Let be $G=(V,E)$ a graph and let be $U$ a set containing circles in $G$. Is $(U, E)$ a matroid? I draw an easy graph (undirected) and checked this property. It does not hold for my example.
My example was like a graph with nodes $V=\{1,2,3,4\}$ and edges $E=\{a,b,c,d,e\}$ with the circles $\{a,b,d\}$ , $\{a,b,c,e\}$ and $\{d,e,c\} $ and this one would be a matroid if the empty set would not be missing. So the statement is not true or am I missing something? Any Help is much appreciated.

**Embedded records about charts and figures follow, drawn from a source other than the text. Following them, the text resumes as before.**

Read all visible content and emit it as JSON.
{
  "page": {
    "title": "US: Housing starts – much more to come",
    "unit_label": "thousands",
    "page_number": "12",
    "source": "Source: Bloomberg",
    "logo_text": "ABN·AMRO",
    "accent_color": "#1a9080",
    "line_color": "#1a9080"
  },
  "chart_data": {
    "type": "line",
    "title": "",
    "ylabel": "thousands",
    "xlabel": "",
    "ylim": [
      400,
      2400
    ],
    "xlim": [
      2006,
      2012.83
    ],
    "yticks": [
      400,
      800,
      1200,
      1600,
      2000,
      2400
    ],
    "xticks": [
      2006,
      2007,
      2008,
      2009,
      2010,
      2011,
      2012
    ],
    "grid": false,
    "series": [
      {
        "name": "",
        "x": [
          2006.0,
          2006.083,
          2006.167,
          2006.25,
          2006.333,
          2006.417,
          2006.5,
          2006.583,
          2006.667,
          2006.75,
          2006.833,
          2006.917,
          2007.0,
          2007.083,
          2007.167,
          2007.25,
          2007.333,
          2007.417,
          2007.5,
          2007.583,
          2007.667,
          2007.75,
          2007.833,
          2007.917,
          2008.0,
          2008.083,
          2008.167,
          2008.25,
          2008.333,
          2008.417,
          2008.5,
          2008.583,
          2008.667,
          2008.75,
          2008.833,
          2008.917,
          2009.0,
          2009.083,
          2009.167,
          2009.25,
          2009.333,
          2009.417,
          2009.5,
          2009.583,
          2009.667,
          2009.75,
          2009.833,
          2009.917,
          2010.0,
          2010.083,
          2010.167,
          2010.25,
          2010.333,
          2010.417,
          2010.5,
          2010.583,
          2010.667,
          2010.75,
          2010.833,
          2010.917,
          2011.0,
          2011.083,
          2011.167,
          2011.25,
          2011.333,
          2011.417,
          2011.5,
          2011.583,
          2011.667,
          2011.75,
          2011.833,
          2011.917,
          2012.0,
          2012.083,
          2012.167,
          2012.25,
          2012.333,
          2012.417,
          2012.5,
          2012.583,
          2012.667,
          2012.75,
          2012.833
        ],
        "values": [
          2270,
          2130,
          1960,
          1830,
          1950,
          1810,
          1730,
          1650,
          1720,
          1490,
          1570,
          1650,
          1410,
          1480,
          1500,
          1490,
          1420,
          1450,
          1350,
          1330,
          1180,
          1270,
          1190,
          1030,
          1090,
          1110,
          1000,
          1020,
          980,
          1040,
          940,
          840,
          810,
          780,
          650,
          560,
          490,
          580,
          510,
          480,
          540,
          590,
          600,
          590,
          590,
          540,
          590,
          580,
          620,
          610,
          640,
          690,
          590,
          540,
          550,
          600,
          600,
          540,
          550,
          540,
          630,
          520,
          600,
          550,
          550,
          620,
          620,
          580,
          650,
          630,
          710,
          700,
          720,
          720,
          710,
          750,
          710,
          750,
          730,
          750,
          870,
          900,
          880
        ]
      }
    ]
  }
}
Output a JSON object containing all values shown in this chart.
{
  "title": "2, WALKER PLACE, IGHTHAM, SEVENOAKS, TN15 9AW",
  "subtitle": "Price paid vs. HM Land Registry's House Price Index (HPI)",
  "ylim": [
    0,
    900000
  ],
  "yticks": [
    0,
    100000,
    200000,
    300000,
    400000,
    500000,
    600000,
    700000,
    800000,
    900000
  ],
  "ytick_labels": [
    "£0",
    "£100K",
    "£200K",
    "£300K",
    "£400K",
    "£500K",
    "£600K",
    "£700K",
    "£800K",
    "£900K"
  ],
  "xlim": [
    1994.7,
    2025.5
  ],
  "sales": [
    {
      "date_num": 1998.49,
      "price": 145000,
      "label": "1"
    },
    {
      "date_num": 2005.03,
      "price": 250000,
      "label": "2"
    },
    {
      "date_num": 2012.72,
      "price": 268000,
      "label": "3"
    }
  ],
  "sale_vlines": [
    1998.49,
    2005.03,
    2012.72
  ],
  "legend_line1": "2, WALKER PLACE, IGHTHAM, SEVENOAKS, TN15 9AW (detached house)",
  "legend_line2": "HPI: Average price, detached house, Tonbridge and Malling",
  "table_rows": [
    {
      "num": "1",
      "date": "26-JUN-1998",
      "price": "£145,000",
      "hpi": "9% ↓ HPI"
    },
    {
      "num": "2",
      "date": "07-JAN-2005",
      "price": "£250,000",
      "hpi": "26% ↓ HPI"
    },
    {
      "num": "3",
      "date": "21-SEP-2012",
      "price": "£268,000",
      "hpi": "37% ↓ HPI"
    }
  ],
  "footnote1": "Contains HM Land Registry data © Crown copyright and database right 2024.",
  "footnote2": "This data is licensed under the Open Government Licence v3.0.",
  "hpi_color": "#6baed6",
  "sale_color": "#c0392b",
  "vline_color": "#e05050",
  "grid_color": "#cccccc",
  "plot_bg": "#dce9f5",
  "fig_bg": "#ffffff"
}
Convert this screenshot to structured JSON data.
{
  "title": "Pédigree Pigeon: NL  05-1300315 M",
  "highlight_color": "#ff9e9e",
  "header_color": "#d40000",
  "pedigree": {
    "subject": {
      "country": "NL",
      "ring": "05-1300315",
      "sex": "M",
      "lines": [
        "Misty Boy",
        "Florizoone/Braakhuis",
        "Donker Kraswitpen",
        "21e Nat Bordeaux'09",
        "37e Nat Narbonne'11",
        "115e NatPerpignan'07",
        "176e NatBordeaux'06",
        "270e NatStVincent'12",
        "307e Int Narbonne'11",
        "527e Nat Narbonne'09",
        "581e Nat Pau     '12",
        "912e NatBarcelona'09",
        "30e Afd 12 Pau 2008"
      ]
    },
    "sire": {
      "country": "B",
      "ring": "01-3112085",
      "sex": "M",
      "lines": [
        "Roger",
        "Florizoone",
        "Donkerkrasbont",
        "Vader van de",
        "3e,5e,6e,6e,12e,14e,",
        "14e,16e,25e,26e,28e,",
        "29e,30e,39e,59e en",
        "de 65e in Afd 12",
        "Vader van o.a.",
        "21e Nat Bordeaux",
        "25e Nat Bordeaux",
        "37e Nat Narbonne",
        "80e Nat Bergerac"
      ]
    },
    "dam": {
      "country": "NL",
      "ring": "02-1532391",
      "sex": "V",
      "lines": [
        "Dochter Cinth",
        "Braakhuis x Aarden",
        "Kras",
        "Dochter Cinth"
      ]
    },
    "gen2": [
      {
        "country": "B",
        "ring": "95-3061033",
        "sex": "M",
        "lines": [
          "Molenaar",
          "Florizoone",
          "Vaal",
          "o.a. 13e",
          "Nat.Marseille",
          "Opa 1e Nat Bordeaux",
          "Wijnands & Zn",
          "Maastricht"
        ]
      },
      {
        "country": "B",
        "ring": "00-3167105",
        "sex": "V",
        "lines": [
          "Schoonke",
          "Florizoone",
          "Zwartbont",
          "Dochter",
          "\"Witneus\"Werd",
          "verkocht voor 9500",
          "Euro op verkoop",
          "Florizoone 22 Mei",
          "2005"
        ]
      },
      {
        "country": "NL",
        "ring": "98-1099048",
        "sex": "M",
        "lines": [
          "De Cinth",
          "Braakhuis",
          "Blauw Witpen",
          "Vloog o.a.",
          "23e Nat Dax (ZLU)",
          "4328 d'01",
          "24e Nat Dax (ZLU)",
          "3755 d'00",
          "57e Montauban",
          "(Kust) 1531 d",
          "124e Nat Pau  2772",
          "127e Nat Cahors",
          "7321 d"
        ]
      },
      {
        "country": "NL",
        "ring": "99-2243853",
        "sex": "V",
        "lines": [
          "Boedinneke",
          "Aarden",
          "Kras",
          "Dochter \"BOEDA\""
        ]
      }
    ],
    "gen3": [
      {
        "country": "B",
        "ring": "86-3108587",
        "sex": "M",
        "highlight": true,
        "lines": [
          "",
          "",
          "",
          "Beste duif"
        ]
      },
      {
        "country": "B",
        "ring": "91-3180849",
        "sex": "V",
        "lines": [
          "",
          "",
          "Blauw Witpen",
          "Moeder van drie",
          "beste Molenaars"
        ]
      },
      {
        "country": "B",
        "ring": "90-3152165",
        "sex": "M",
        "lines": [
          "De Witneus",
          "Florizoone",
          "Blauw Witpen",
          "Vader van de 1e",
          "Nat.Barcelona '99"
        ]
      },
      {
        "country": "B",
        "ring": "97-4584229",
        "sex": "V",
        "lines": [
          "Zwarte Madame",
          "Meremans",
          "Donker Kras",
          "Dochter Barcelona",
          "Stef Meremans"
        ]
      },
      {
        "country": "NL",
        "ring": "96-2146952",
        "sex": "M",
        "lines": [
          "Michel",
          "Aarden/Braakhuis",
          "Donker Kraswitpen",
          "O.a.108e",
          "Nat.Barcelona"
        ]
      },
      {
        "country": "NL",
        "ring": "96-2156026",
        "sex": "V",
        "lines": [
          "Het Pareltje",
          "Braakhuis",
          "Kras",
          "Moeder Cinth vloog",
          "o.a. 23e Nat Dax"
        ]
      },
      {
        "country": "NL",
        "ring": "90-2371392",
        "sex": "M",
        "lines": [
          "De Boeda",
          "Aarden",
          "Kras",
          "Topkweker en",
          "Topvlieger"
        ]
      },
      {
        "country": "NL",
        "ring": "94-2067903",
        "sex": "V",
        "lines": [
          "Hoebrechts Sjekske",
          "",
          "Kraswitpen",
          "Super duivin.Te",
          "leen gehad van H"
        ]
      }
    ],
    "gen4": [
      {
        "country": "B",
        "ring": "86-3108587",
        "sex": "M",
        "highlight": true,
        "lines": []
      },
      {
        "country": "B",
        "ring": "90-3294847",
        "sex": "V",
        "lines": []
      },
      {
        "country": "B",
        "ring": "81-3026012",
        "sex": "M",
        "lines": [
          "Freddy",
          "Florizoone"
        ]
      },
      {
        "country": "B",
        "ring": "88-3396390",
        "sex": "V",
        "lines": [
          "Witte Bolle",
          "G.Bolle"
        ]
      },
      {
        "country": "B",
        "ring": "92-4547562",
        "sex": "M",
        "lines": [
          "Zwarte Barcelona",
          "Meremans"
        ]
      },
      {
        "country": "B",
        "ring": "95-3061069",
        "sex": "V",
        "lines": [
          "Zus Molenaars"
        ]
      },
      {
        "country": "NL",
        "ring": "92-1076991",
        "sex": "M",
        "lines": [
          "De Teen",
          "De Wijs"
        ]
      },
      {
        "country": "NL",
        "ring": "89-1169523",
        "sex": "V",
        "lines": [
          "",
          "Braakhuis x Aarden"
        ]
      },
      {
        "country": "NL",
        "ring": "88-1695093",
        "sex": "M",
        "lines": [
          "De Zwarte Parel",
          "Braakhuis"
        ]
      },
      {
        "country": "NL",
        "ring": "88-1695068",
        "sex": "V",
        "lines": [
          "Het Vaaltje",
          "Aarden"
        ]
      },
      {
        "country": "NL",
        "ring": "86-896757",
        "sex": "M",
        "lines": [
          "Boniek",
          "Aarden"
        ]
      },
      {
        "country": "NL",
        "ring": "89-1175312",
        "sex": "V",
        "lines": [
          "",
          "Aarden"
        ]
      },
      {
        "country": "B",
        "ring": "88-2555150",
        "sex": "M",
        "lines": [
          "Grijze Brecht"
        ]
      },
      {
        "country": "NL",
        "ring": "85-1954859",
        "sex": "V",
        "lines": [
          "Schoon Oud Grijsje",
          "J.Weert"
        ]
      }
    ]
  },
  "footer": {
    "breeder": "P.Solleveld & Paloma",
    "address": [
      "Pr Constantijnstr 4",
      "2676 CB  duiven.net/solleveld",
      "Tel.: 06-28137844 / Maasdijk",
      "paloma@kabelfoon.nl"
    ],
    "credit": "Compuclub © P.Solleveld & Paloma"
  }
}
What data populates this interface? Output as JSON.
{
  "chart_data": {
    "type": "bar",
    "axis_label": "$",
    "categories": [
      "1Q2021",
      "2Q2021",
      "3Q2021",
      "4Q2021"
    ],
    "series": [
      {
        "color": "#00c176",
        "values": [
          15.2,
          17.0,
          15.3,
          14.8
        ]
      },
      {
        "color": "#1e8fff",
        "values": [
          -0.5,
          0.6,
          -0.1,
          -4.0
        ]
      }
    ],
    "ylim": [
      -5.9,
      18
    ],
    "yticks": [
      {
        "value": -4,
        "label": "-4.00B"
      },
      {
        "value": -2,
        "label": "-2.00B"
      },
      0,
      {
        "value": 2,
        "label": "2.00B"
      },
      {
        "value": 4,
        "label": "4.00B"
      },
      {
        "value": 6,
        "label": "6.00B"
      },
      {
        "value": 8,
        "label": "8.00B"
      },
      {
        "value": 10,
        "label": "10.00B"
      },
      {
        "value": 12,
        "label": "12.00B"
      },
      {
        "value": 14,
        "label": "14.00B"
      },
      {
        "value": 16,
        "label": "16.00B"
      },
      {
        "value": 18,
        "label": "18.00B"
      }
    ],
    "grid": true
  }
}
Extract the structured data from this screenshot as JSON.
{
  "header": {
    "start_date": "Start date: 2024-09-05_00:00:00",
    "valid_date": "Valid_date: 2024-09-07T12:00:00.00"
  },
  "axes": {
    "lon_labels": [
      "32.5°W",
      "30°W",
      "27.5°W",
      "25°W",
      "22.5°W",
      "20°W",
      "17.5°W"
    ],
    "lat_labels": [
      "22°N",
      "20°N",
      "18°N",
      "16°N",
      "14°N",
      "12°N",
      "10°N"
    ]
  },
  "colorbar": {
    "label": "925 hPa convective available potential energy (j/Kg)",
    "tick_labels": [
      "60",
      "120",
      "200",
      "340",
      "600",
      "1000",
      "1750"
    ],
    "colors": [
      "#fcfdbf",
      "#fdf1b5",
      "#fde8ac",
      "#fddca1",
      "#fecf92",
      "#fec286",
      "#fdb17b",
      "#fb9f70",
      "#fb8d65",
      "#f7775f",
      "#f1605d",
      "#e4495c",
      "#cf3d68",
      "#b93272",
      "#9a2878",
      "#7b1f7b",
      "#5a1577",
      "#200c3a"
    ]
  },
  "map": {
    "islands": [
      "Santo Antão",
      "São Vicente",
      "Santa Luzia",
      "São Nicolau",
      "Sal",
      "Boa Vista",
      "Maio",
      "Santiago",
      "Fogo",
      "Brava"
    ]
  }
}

A subset $C$ of circles (which I will call cycles here) of a graph $G$ cannot form the independent sets of a matroid. The reason for this is that the empty set is always an independent set (see the first axiom here) of a matroid while it is always (trivially) acyclic in $G$.
What happens if we append the empty set to $C$? Well, if $C' := C \cup \{\emptyset\}$ are the independent sets of a matroid then they form a simplicial complex (every subset of set in $C'$ is also in $C'$). In particular, for every edge $e$ in some cycle in $C'$ we have $\{e\} \in C'$. But since $C'$ is a collection of cycles of $G$ it follows that $e$ is a loop in $G$. But this implies that every cycle in $C'$ is a loop. So any matroid whose independent sets are of the form $C'$ is the trivial matroid (whose only basis is the empty set) together with some loops, that is, the uniform matroid $\mathcal{U}_{0,n}$ where $n$ is the number of loops.
On the other hand, the cycles of any graph $G$ do yield a matroid (the cycle matroid of $G$) whose circuits are the cycles of $G$ and whose independent sets (respectively, bases) are the forests (spanning forests) of $G$.